The Problem with Strategy…
The Measure of Great Strategy
Einstein famously said that today’s problems won’t be solved by the same thinking that created them. The same applies to strategy. The problems with strategy – the failure rates, the length of time it takes, and so on, demand a new mindset.
This is an age of accelerated change and innovation, that makes the future uncertain and challenges the traditional approach to strategy formation and acclerated growth:
Number crunching of market data, consultants reports and market research studies are insufficient. Great strategies are based on insights (not just information). They are imaginative and creative, as well as logical and scientific. They engage the left and the right brain (so to speak):
Great strategies are not just based on information, analysis. Rather they are based on curiosity, imagination and experimentation. The focus has shifted from knowing and controlling to learning and adapting.
Strategy requires a open mind and fresh thinking – something that can be a real challenge. Not only does it require keeping an open mind, but it requires challenging old ways of thinking, unquestioned assumptions and out-of-date mental models. That includes meta cognition (i.e. thinking about your thinking) and re-framing opportunities and challenges in order to break free of old patterns of thinking.
Strategy requires not only the ability to openly explore the issue of performance, but more importantly a potential mindset. That is a focus on identifying opportunities to exploit underutilised skills, competencies and capability (as well as to develop them where required). It is a future focused and positive perspective that is all too often lacking.
Getting an accurate fix on the situation requires understanding the myriad of factors that shape success. It requires a ‘systems thinking‘ mindset – that goes beyond people or events as the sole explanation for performance.
Strategy is a battle for hearts, as well as minds. The ultimate test of a great strategy: does it get people fired up? That is why a strategy manual or report is not enough.
Predicting the future is not easy. Managers need to challenge the way they see the world and how they envision the future. They need to re-examine their mental models of their business and its industry if they are to successfully adapt to market changes (e.g. technology, customers, competitors and channels). A great strategy requires the ability to see things in a new way – a way that your competitor’s cannot.
Traditionally strategy was set by senior management and then proclaimed to the masses. It was created in the board room – far away from the realities of the marketplace. However the reality is that today’s senior mangers don’t have all the answers.
But people cannot simply be handed a strategy – there needs to be engagement, ownership and buy-in if the strategy is going to work. A bottom-up approach is required – strategy cannot be decided by one (or a few people) at the top.
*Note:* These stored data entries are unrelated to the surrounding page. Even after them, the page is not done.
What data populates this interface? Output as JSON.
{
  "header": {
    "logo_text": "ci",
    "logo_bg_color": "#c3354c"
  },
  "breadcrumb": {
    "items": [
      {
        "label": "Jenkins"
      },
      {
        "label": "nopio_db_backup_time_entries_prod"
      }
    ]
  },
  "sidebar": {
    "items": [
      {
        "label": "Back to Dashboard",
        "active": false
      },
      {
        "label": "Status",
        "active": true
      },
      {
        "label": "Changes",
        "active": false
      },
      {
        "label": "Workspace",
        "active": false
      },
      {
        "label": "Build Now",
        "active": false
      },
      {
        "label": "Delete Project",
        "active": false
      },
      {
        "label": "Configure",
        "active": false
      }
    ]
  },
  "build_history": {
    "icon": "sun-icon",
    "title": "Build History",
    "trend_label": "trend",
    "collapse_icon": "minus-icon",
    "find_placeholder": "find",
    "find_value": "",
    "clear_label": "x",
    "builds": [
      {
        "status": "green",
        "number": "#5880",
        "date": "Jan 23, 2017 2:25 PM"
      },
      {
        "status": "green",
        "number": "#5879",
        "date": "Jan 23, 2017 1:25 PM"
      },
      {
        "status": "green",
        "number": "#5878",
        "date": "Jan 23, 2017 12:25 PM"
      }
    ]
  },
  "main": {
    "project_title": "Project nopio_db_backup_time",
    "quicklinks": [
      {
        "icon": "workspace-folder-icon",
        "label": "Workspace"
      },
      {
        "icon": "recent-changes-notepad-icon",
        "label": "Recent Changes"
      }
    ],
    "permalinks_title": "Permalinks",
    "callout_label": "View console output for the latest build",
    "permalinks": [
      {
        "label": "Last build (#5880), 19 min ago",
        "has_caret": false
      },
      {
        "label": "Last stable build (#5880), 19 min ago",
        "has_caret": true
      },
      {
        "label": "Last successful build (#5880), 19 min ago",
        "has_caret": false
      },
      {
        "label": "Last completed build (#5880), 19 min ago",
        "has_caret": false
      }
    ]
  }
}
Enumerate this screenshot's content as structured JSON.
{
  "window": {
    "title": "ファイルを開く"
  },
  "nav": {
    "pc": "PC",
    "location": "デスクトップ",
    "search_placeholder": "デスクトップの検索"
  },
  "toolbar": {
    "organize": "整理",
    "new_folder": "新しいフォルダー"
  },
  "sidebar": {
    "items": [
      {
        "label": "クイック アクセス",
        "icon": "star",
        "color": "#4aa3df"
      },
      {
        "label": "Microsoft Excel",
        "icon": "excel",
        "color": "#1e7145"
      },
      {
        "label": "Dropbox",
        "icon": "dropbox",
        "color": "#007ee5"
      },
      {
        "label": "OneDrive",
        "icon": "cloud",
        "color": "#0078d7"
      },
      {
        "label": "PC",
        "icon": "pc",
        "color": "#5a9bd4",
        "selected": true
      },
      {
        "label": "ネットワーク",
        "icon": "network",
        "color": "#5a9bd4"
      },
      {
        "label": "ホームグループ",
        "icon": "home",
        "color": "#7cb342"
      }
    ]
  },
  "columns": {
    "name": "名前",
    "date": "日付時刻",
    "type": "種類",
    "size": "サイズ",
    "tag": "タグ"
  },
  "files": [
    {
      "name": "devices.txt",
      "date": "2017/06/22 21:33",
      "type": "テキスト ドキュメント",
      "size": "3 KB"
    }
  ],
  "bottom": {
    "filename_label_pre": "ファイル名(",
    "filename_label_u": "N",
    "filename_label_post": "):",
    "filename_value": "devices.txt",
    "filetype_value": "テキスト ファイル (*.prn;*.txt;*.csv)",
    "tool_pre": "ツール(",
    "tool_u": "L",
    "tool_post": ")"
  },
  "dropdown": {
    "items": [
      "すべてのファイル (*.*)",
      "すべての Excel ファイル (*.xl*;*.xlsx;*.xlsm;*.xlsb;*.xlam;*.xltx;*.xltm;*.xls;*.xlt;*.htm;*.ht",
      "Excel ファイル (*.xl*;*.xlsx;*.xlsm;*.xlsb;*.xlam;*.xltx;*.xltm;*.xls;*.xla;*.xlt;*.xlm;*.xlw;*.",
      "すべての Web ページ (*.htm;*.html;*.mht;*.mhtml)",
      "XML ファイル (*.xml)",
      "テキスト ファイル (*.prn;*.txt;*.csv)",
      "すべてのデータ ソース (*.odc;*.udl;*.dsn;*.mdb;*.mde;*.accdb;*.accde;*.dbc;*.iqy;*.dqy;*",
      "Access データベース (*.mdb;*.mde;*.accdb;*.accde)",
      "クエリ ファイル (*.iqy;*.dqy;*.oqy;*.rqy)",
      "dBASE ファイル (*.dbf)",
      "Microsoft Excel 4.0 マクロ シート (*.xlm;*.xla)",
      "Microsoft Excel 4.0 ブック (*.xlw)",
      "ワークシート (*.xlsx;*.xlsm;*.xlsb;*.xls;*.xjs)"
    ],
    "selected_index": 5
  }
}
Moreover the new approach to strategy is about questions, as much as answers.
Strategy is about choice. A strategy cannot sit on the fence. It must represent a commitment to one particular course of action, over another.
In respect of growth that choice concerns the customers, markets and segments served (as well as those note served), as well as the products and solutions provided. That inevitably involves tradeo-ffs and compromises, a cornerstone of competitive advantage.
When it comes to strategy it has long been held that planning is as important as the plan. Indeed today’s strategy gurus say that the conversation about strategy is as important as the strategy. In particular the ability of a team to discuss, set, execute and adapt strategy is itself a competitive advantage.